Without ‘complete knowledge’ any fact is apt to be false. A trained scientist may be able to reconstruct a dinosaur from its third vertebra; an archæologist may plot out Zenobia’s palace from a single tile; but the average man daily builds horrific monsters from the smallest splinter of evidence, or from one brick of information constructs pinnacles of misinformation compared to which the Leaning Tower is a model of verticality. Nothing is unknown to him. He has the facts!

Even the artists, who, except for the priests, are supposed to be the chief instigators of spiritual exploit, are victims of ‘facts.’ They have become, as a young musician proudly told me, wholly cerebral. The occasion of this remark was the performance of a very advanced piece of work, scored for heaven knows what ungodly instruments, which purported to express in music the rhythms, sounds, and moods of modern city life. It did! And I shut my ears, having heard that sort of thing just outside the concert hall. ‘But don’t you see how clever it is! He’s a perfect technician — even his enemies admit that.’ A perfect technician, this composer had indeed the facts of the matter, lacking only the fundamental truth that music must in some way please the human car. And so, too, with the modernist poets and painters. They are clever, they know what they are doing, but they have left out of account such unavoidable elements as the human ear, eye,and heart.

Under this deluge of facts and halffacts, we are interested in everything and understand nothing. Priests of a mystical religion deny the sacraments and turn to sociology; men crammed with a knowledge of obscure dialects, but unable to speak their own language with elegance, teach literature at universities; and everywhere who is most efficient is adjudged most valuable.

Those who continue to believe what they are told become materialists. They are in the large majority. Life being, as is reported, hardly more than a chemical reaction, they might as well devote themselves to physical indulgence. Those who cease to believe become the cynics. Having accepted facts and found them wanting, they find nothing left for them but an airy indifference. They are the disillusioned.
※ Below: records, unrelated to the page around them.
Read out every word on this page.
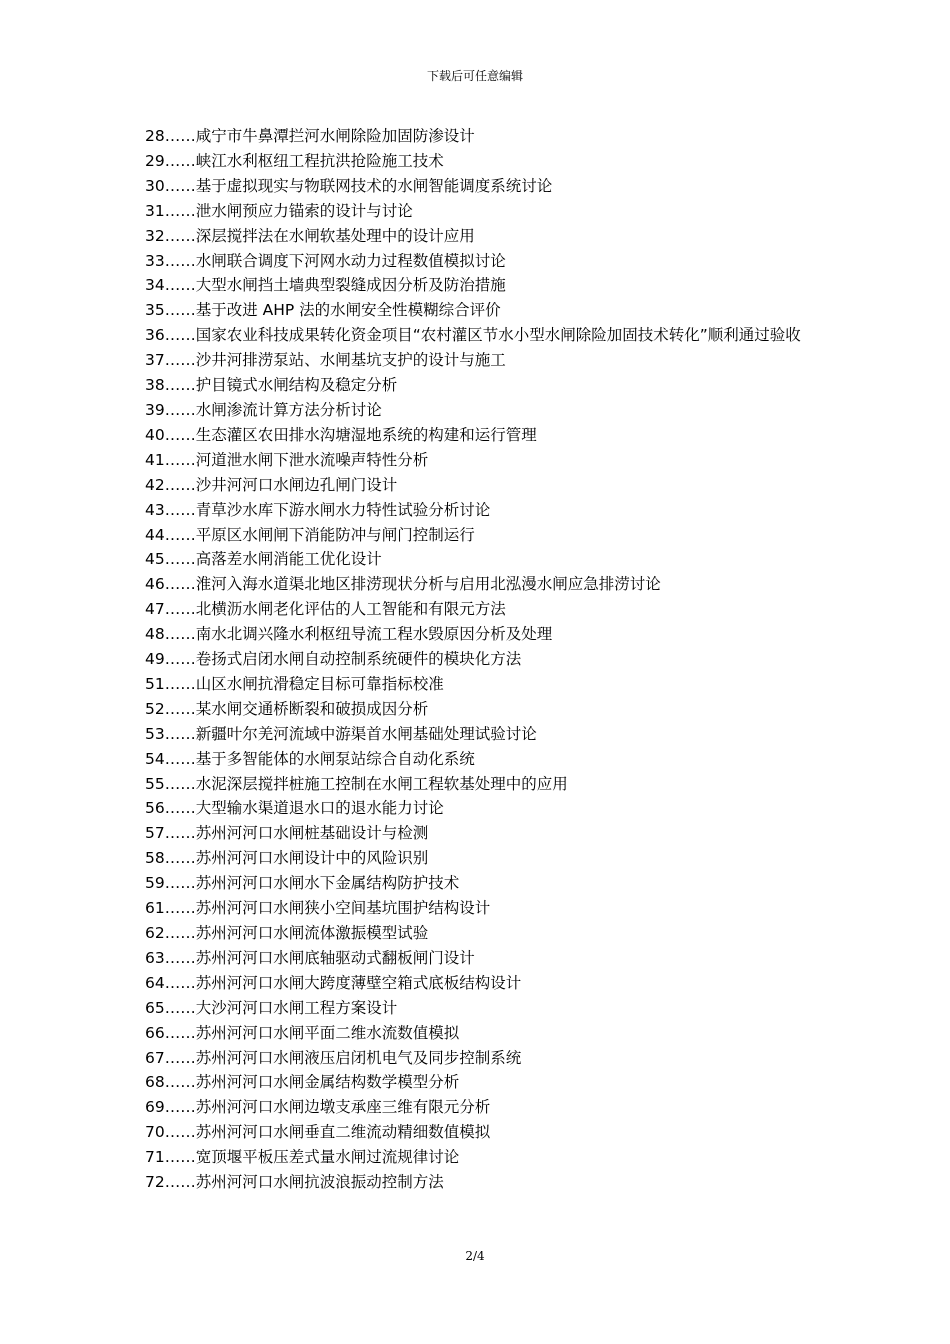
下载后可任意编辑
28……咸宁市牛鼻潭拦河水闸除险加固防渗设计
29……峡江水利枢纽工程抗洪抢险施工技术
30……基于虚拟现实与物联网技术的水闸智能调度系统讨论
31……泄水闸预应力锚索的设计与讨论
32……深层搅拌法在水闸软基处理中的设计应用
33……水闸联合调度下河网水动力过程数值模拟讨论
34……大型水闸挡土墙典型裂缝成因分析及防治措施
35……基于改进 AHP 法的水闸安全性模糊综合评价
36……国家农业科技成果转化资金项目“农村灌区节水小型水闸除险加固技术转化”顺利通过验收
37……沙井河排涝泵站、水闸基坑支护的设计与施工
38……护目镜式水闸结构及稳定分析
39……水闸渗流计算方法分析讨论
40……生态灌区农田排水沟塘湿地系统的构建和运行管理
41……河道泄水闸下泄水流噪声特性分析
42……沙井河河口水闸边孔闸门设计
43……青草沙水库下游水闸水力特性试验分析讨论
44……平原区水闸闸下消能防冲与闸门控制运行
45……高落差水闸消能工优化设计
46……淮河入海水道渠北地区排涝现状分析与启用北泓漫水闸应急排涝讨论
47……北横沥水闸老化评估的人工智能和有限元方法
48……南水北调兴隆水利枢纽导流工程水毁原因分析及处理
49……卷扬式启闭水闸自动控制系统硬件的模块化方法
51……山区水闸抗滑稳定目标可靠指标校准
52……某水闸交通桥断裂和破损成因分析
53……新疆叶尔羌河流域中游渠首水闸基础处理试验讨论
54……基于多智能体的水闸泵站综合自动化系统
55……水泥深层搅拌桩施工控制在水闸工程软基处理中的应用
56……大型输水渠道退水口的退水能力讨论
57……苏州河河口水闸桩基础设计与检测
58……苏州河河口水闸设计中的风险识别
59……苏州河河口水闸水下金属结构防护技术
61……苏州河河口水闸狭小空间基坑围护结构设计
62……苏州河河口水闸流体激振模型试验
63……苏州河河口水闸底轴驱动式翻板闸门设计
64……苏州河河口水闸大跨度薄壁空箱式底板结构设计
65……大沙河河口水闸工程方案设计
66……苏州河河口水闸平面二维水流数值模拟
67……苏州河河口水闸液压启闭机电气及同步控制系统
68……苏州河河口水闸金属结构数学模型分析
69……苏州河河口水闸边墩支承座三维有限元分析
70……苏州河河口水闸垂直二维流动精细数值模拟
71……宽顶堰平板压差式量水闸过流规律讨论
72……苏州河河口水闸抗波浪振动控制方法
2/4
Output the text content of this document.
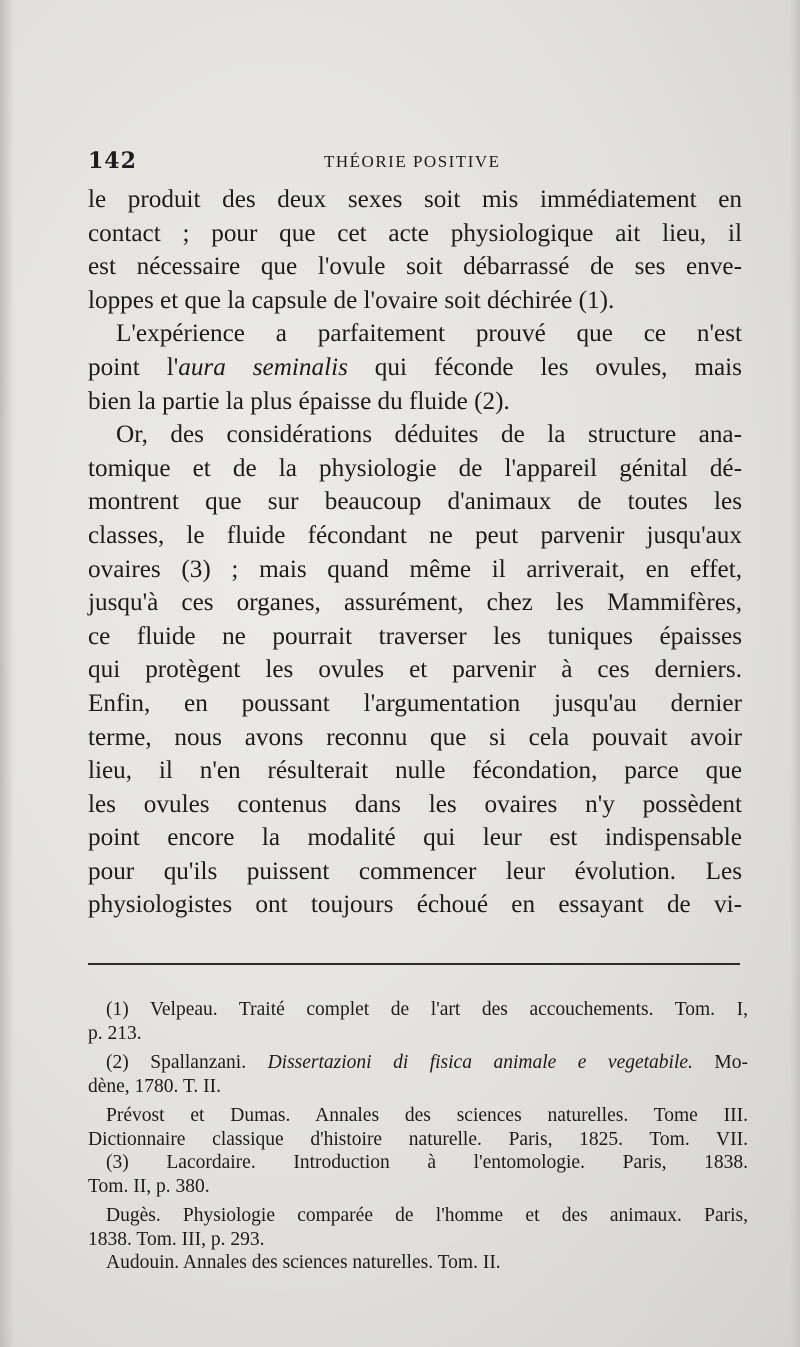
142	THÉORIE POSITIVE
le produit des deux sexes soit mis immédiatement en
contact ; pour que cet acte physiologique ait lieu, il
est nécessaire que l'ovule soit débarrassé de ses enve-
loppes et que la capsule de l'ovaire soit déchirée (1).
L'expérience a parfaitement prouvé que ce n'est
point l'aura seminalis qui féconde les ovules, mais
bien la partie la plus épaisse du fluide (2).
Or, des considérations déduites de la structure ana-
tomique et de la physiologie de l'appareil génital dé-
montrent que sur beaucoup d'animaux de toutes les
classes, le fluide fécondant ne peut parvenir jusqu'aux
ovaires (3) ; mais quand même il arriverait, en effet,
jusqu'à ces organes, assurément, chez les Mammifères,
ce fluide ne pourrait traverser les tuniques épaisses
qui protègent les ovules et parvenir à ces derniers.
Enfin, en poussant l'argumentation jusqu'au dernier
terme, nous avons reconnu que si cela pouvait avoir
lieu, il n'en résulterait nulle fécondation, parce que
les ovules contenus dans les ovaires n'y possèdent
point encore la modalité qui leur est indispensable
pour qu'ils puissent commencer leur évolution. Les
physiologistes ont toujours échoué en essayant de vi-
(1) Velpeau. Traité complet de l'art des accouchements. Tom. I,
p. 213.
(2) Spallanzani. Dissertazioni di fisica animale e vegetabile. Mo-
dène, 1780. T. II.
Prévost et Dumas. Annales des sciences naturelles. Tome III.
Dictionnaire classique d'histoire naturelle. Paris, 1825. Tom. VII.
(3) Lacordaire. Introduction à l'entomologie. Paris, 1838.
Tom. II, p. 380.
Dugès. Physiologie comparée de l'homme et des animaux. Paris,
1838. Tom. III, p. 293.
Audouin. Annales des sciences naturelles. Tom. II.
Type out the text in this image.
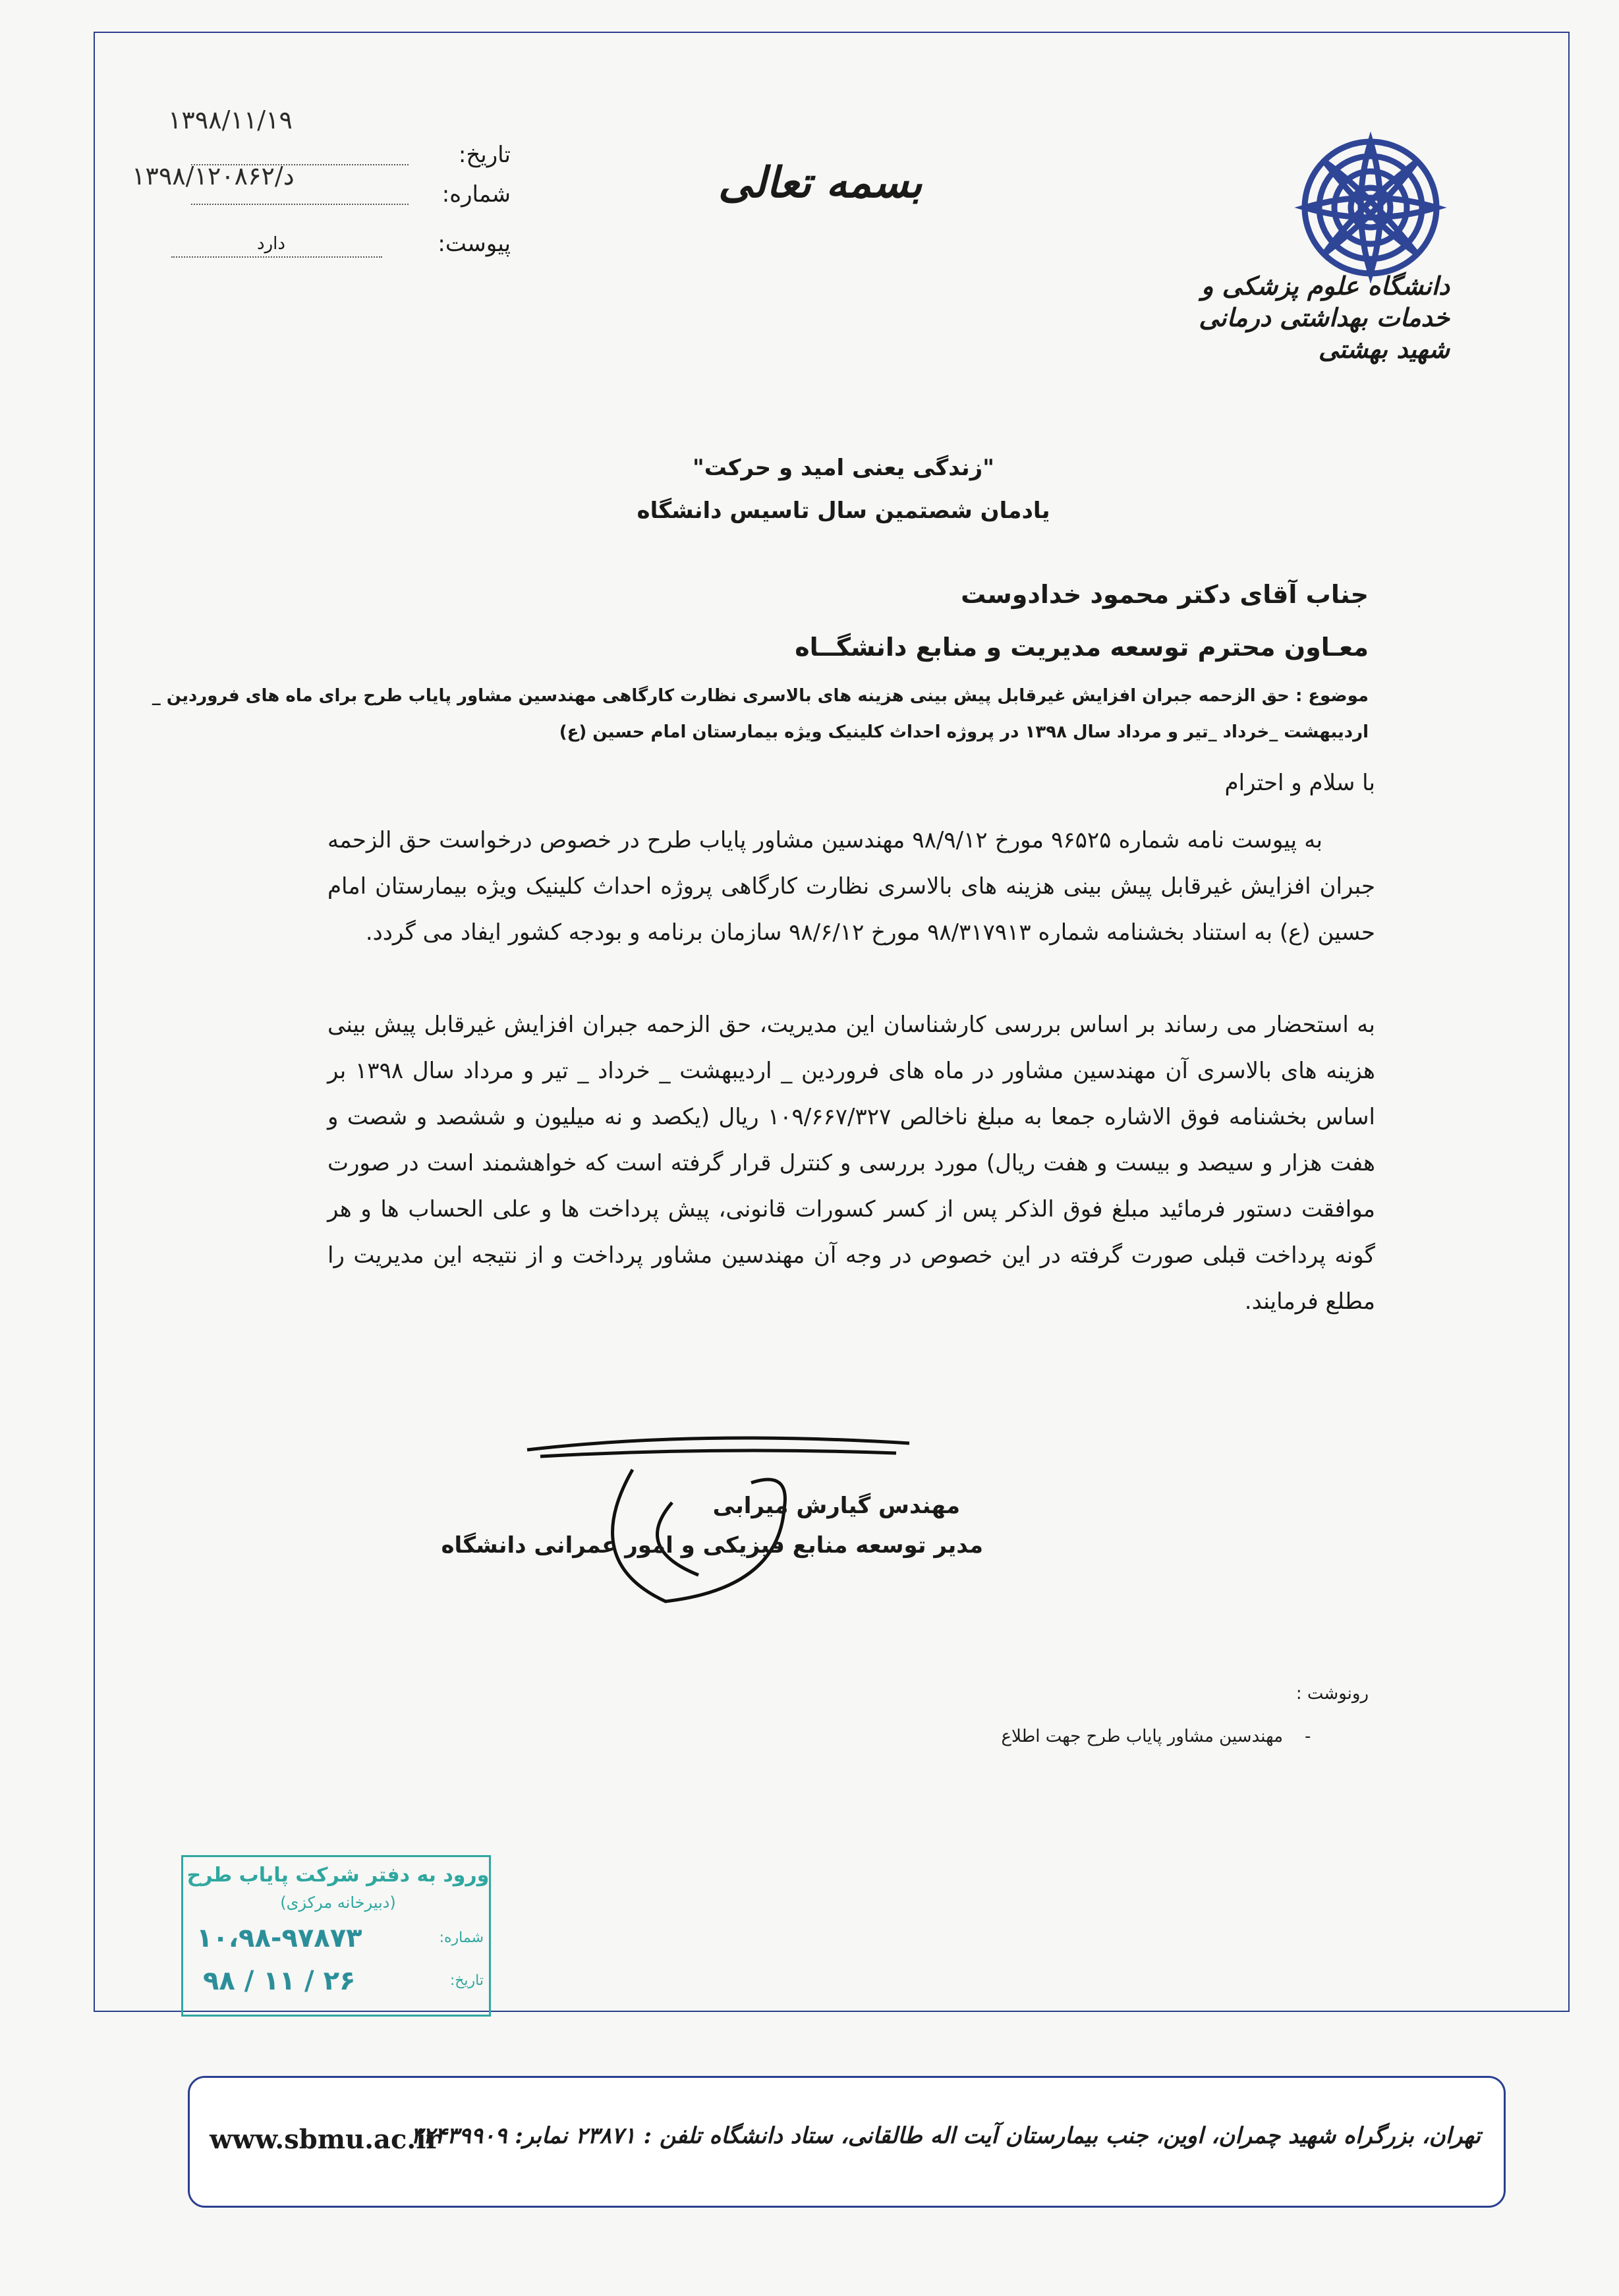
۱۳۹۸/۱۱/۱۹
تاریخ:
۱۳۹۸/د/۱۲۰۸۶۲
شماره:
پیوست:
دارد
بسمه تعالی
دانشگاه علوم پزشکی و خدمات بهداشتی درمانی شهید بهشتی
"زندگی یعنی امید و حرکت"
یادمان شصتمین سال تاسیس دانشگاه
جناب آقای دکتر محمود خدادوست
معـاون محترم توسعه مدیریت و منابع دانشگــاه
موضوع : حق الزحمه جبران افزایش غیرقابل پیش بینی هزینه های بالاسری نظارت کارگاهی مهندسین مشاور پایاب طرح برای ماه های فروردین _
اردیبهشت _خرداد _تیر و مرداد سال ۱۳۹۸ در پروژه احداث کلینیک ویژه بیمارستان امام حسین (ع)
با سلام و احترام
به پیوست نامه شماره ۹۶۵۲۵ مورخ ۹۸/۹/۱۲ مهندسین مشاور پایاب طرح در خصوص درخواست حق الزحمه جبران افزایش غیرقابل پیش بینی هزینه های بالاسری نظارت کارگاهی پروژه احداث کلینیک ویژه بیمارستان امام حسین (ع) به استناد بخشنامه شماره ۹۸/۳۱۷۹۱۳ مورخ ۹۸/۶/۱۲ سازمان برنامه و بودجه کشور ایفاد می گردد.
به استحضار می رساند بر اساس بررسی کارشناسان این مدیریت، حق الزحمه جبران افزایش غیرقابل پیش بینی هزینه های بالاسری آن مهندسین مشاور در ماه های فروردین _ اردیبهشت _ خرداد _ تیر و مرداد سال ۱۳۹۸ بر اساس بخشنامه فوق الاشاره جمعا به مبلغ ناخالص ۱۰۹/۶۶۷/۳۲۷ ریال (یکصد و نه میلیون و ششصد و شصت و هفت هزار و سیصد و بیست و هفت ریال) مورد بررسی و کنترل قرار گرفته است که خواهشمند است در صورت موافقت دستور فرمائید مبلغ فوق الذکر پس از کسر کسورات قانونی، پیش پرداخت ها و علی الحساب ها و هر گونه پرداخت قبلی صورت گرفته در این خصوص در وجه آن مهندسین مشاور پرداخت و از نتیجه این مدیریت را مطلع فرمایند.
مهندس گیارش میرابی
مدیر توسعه منابع فیزیکی و امور عمرانی دانشگاه
رونوشت :
-
مهندسین مشاور پایاب طرح جهت اطلاع
ورود به دفتر شرکت پایاب طرح
(دبیرخانه مرکزی)
شماره:
۱۰،۹۸-۹۷۸۷۳
تاریخ:
۹۸ / ۱۱ / ۲۶
www.sbmu.ac.ir
تهران، بزرگراه شهید چمران، اوین، جنب بیمارستان آیت اله طالقانی، ستاد دانشگاه تلفن : ۲۳۸۷۱ نمابر: ۲۲۴۳۹۹۰۹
I wish that westward of us there were still an undiscovered or conjectural continent, a blue dream in the mist where anything might happen. An occasional traveler might return thence to fire our imagination with his tales. It would do us no harm to fall again under the spell of Wonder. Indeed, even the old superstitions, the gnomes, ogres, hobgoblins, were mild and truthful as compared with the daily threats we receive from advertisements of disease, social gaucherie, uninsured death.

Let some man with a loud voice proclaim to all the peoples one piece of information without which all the rest is pestilential rubbish: that although we have mapped all the continents, sung ‘Yes, We Have No Bananas’ by radio from New York to London, invented the Œdipus complex and the submarine, we still know practically nothing; that the vision of the mystic is quite probably as true as the figures in the scientist’s laboratory; that for one America exploited and destroyed there are incalculable Americas of the spirit, where no factory can be built and no information gleaned!